然而,過了不久,王豪染病身亡。杜恩前去弔孝,在靈棚內拜過王豪靈位,走到王小槐面前,想去勸慰兩句。沒想到王小槐湊近他,小聲說:「莫褲子的屍首埋在那塊界石下頭,那張契書揣在他懷裡,那可是殺人罪證。」說罷,王小槐朝他偷偷一笑。他一聽,渾身一寒,王小槐卻已走開,臉上又回到哀苦模樣。杜恩驚怔半晌,才愕愕然離開,魂卻已被王小槐驚破。
實在受不得,天黑後,他叫了兩個信得過的老實莊客,扛著鐵鍬,一起趕往界石,想偷偷挖出莫褲子的屍首。可到了一瞧,界石邊竟已站了許多黑影,個個都拿著鍬鎬。他頓時慌起來,就著昏昏月光,仔細一瞧,裡頭幾個竟是那幾位豪富,各自帶了幾個莊客,恐怕也是來挖那屍首。其中姓裘的那個認出他,忙喚道:「杜兄也來了?你也是來護這界石?」
慌亂之下,他只能含糊點頭。姓裘的說:「看來咱們想到一處了。出了莫褲子那凶事,再不能輕易動這界石,褶子田恐怕是保不住了,卻總比惹上命案官司好。我剛剛和他們幾個商議,咱們就在這界石邊搭個棚子,各家出兩個莊客,輪流在這裡守著。杜兄覺著如何?」
杜恩最怕的便是這幾人來搬動界石,這時哪裡再顧得上褶子田,忙點頭答應。當晚他們便各自留下一個莊客守著,第二天,在那界石邊搭了個棚子,各家晝夜差莊客來一起守著。守了半年多,杜恩心中始終難安,那幾家也是如此。大家又聚到一處,姓裘的提議不如除掉王小槐,日後才得安寧。杜恩雖有些猶豫,卻也點頭贊同。於是大家一起出錢,姓裘的尋了人,正月十五去汴京殺了王小槐。
誰知王小槐接著便鬧起還魂鬼祟,杜恩院裡清早落了許多栗子。杜恩原本就惶惶難安,這時便越發慌懼。他聽說皇閣村請了相絕陸青來驅祟,忙也趕了過去。

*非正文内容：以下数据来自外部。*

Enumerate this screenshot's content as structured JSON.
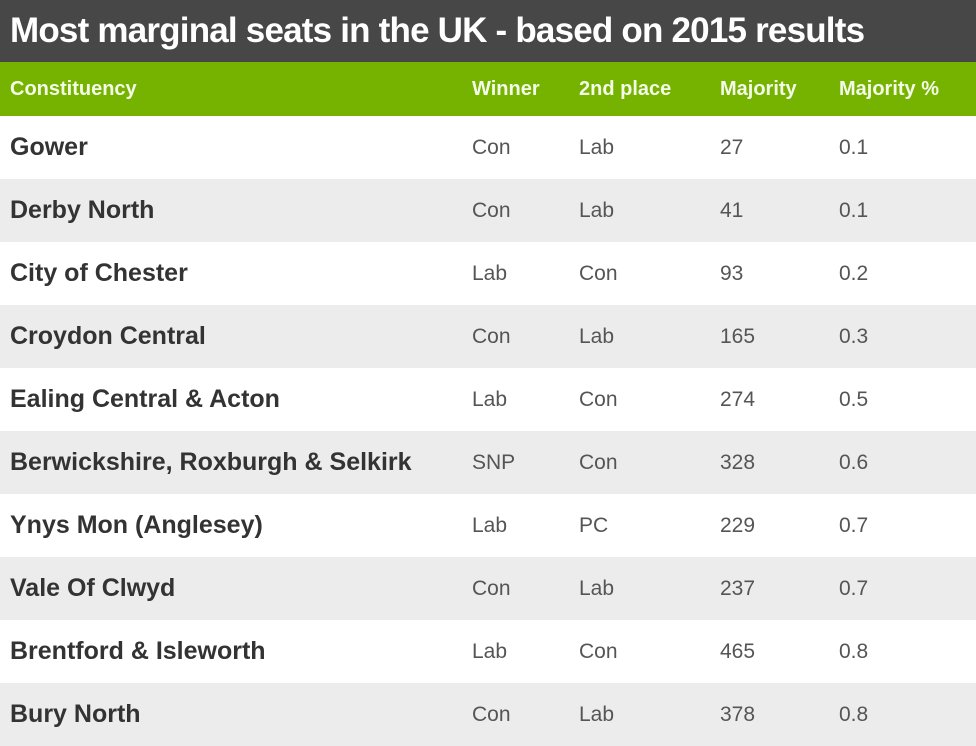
{
  "title": "Most marginal seats in the UK - based on 2015 results",
  "columns": [
    "Constituency",
    "Winner",
    "2nd place",
    "Majority",
    "Majority %"
  ],
  "rows": [
    {
      "constituency": "Gower",
      "winner": "Con",
      "second": "Lab",
      "majority": "27",
      "majority_pct": "0.1"
    },
    {
      "constituency": "Derby North",
      "winner": "Con",
      "second": "Lab",
      "majority": "41",
      "majority_pct": "0.1"
    },
    {
      "constituency": "City of Chester",
      "winner": "Lab",
      "second": "Con",
      "majority": "93",
      "majority_pct": "0.2"
    },
    {
      "constituency": "Croydon Central",
      "winner": "Con",
      "second": "Lab",
      "majority": "165",
      "majority_pct": "0.3"
    },
    {
      "constituency": "Ealing Central & Acton",
      "winner": "Lab",
      "second": "Con",
      "majority": "274",
      "majority_pct": "0.5"
    },
    {
      "constituency": "Berwickshire, Roxburgh & Selkirk",
      "winner": "SNP",
      "second": "Con",
      "majority": "328",
      "majority_pct": "0.6"
    },
    {
      "constituency": "Ynys Mon (Anglesey)",
      "winner": "Lab",
      "second": "PC",
      "majority": "229",
      "majority_pct": "0.7"
    },
    {
      "constituency": "Vale Of Clwyd",
      "winner": "Con",
      "second": "Lab",
      "majority": "237",
      "majority_pct": "0.7"
    },
    {
      "constituency": "Brentford & Isleworth",
      "winner": "Lab",
      "second": "Con",
      "majority": "465",
      "majority_pct": "0.8"
    },
    {
      "constituency": "Bury North",
      "winner": "Con",
      "second": "Lab",
      "majority": "378",
      "majority_pct": "0.8"
    }
  ],
  "colors": {
    "title_bg": "#474747",
    "header_bg": "#76b300",
    "row_alt_bg": "#ececec"
  },
  "chart_data": {
    "type": "table",
    "title": "Most marginal seats in the UK - based on 2015 results",
    "columns": [
      "Constituency",
      "Winner",
      "2nd place",
      "Majority",
      "Majority %"
    ],
    "rows": [
      [
        "Gower",
        "Con",
        "Lab",
        27,
        0.1
      ],
      [
        "Derby North",
        "Con",
        "Lab",
        41,
        0.1
      ],
      [
        "City of Chester",
        "Lab",
        "Con",
        93,
        0.2
      ],
      [
        "Croydon Central",
        "Con",
        "Lab",
        165,
        0.3
      ],
      [
        "Ealing Central & Acton",
        "Lab",
        "Con",
        274,
        0.5
      ],
      [
        "Berwickshire, Roxburgh & Selkirk",
        "SNP",
        "Con",
        328,
        0.6
      ],
      [
        "Ynys Mon (Anglesey)",
        "Lab",
        "PC",
        229,
        0.7
      ],
      [
        "Vale Of Clwyd",
        "Con",
        "Lab",
        237,
        0.7
      ],
      [
        "Brentford & Isleworth",
        "Lab",
        "Con",
        465,
        0.8
      ],
      [
        "Bury North",
        "Con",
        "Lab",
        378,
        0.8
      ]
    ]
  }
}
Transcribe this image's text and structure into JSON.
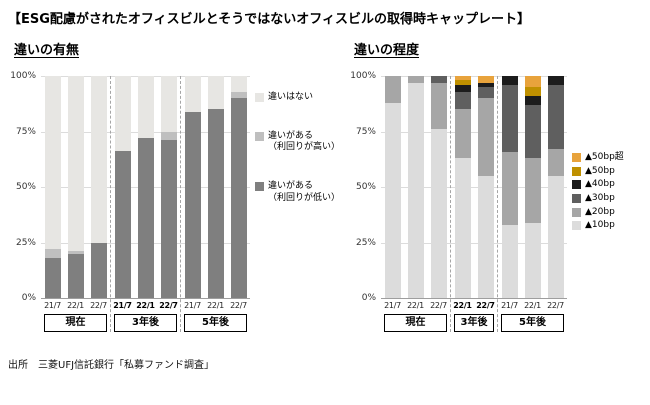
{
  "page": {
    "title": "【ESG配慮がされたオフィスビルとそうではないオフィスビルの取得時キャップレート】",
    "source": "出所　三菱UFJ信託銀行「私募ファンド調査」"
  },
  "chart_data": [
    {
      "type": "bar",
      "variant": "stacked-100percent-column",
      "title": "違いの有無",
      "ylabel": "",
      "xlabel": "",
      "ylim": [
        0,
        100
      ],
      "yticks": [
        "100%",
        "75%",
        "50%",
        "25%",
        "0%"
      ],
      "grid": true,
      "legend_position": "right",
      "groups": [
        {
          "label": "現在",
          "ticks": [
            "21/7",
            "22/1",
            "22/7"
          ],
          "bold_ticks": false
        },
        {
          "label": "3年後",
          "ticks": [
            "21/7",
            "22/1",
            "22/7"
          ],
          "bold_ticks": true
        },
        {
          "label": "5年後",
          "ticks": [
            "21/7",
            "22/1",
            "22/7"
          ],
          "bold_ticks": false
        }
      ],
      "series": [
        {
          "name": "違いがある\n（利回りが低い）",
          "color": "#7f7f7f",
          "values": [
            18,
            20,
            25,
            66,
            72,
            71,
            84,
            85,
            90
          ]
        },
        {
          "name": "違いがある\n（利回りが高い）",
          "color": "#bfbfbf",
          "values": [
            4,
            1,
            0,
            0,
            0,
            4,
            0,
            0,
            3
          ]
        },
        {
          "name": "違いはない",
          "color": "#e7e6e3",
          "values": [
            78,
            79,
            75,
            34,
            28,
            25,
            16,
            15,
            7
          ]
        }
      ]
    },
    {
      "type": "bar",
      "variant": "stacked-100percent-column",
      "title": "違いの程度",
      "ylabel": "",
      "xlabel": "",
      "ylim": [
        0,
        100
      ],
      "yticks": [
        "100%",
        "75%",
        "50%",
        "25%",
        "0%"
      ],
      "grid": true,
      "legend_position": "right",
      "groups": [
        {
          "label": "現在",
          "ticks": [
            "21/7",
            "22/1",
            "22/7"
          ],
          "bold_ticks": false
        },
        {
          "label": "3年後",
          "ticks": [
            "22/1",
            "22/7"
          ],
          "bold_ticks": true
        },
        {
          "label": "5年後",
          "ticks": [
            "21/7",
            "22/1",
            "22/7"
          ],
          "bold_ticks": false
        }
      ],
      "series": [
        {
          "name": "▲10bp",
          "color": "#dcdcdc",
          "values": [
            88,
            97,
            76,
            63,
            55,
            33,
            34,
            55
          ]
        },
        {
          "name": "▲20bp",
          "color": "#a6a6a6",
          "values": [
            12,
            3,
            21,
            22,
            35,
            33,
            29,
            12
          ]
        },
        {
          "name": "▲30bp",
          "color": "#5f5f5f",
          "values": [
            0,
            0,
            3,
            8,
            5,
            30,
            24,
            29
          ]
        },
        {
          "name": "▲40bp",
          "color": "#1c1c1c",
          "values": [
            0,
            0,
            0,
            3,
            2,
            4,
            4,
            4
          ]
        },
        {
          "name": "▲50bp",
          "color": "#bf9000",
          "values": [
            0,
            0,
            0,
            2,
            0,
            0,
            4,
            0
          ]
        },
        {
          "name": "▲50bp超",
          "color": "#e8a33c",
          "values": [
            0,
            0,
            0,
            2,
            3,
            0,
            5,
            0
          ]
        }
      ]
    }
  ]
}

陸青見到他,凝視了許久,目光似憐似嘆,隨後說:「明夷之卦,光隱地中。外難內憂,情抑志屈。患裡引患,暗中增暗……」他聽著,句句都像是瞧透了自家心思,不由得有些侷促不安,及至聽到陸青教他那句話,更是冒出一身虛汗:
「恩恩從來重難承,怨怨自古易相生。」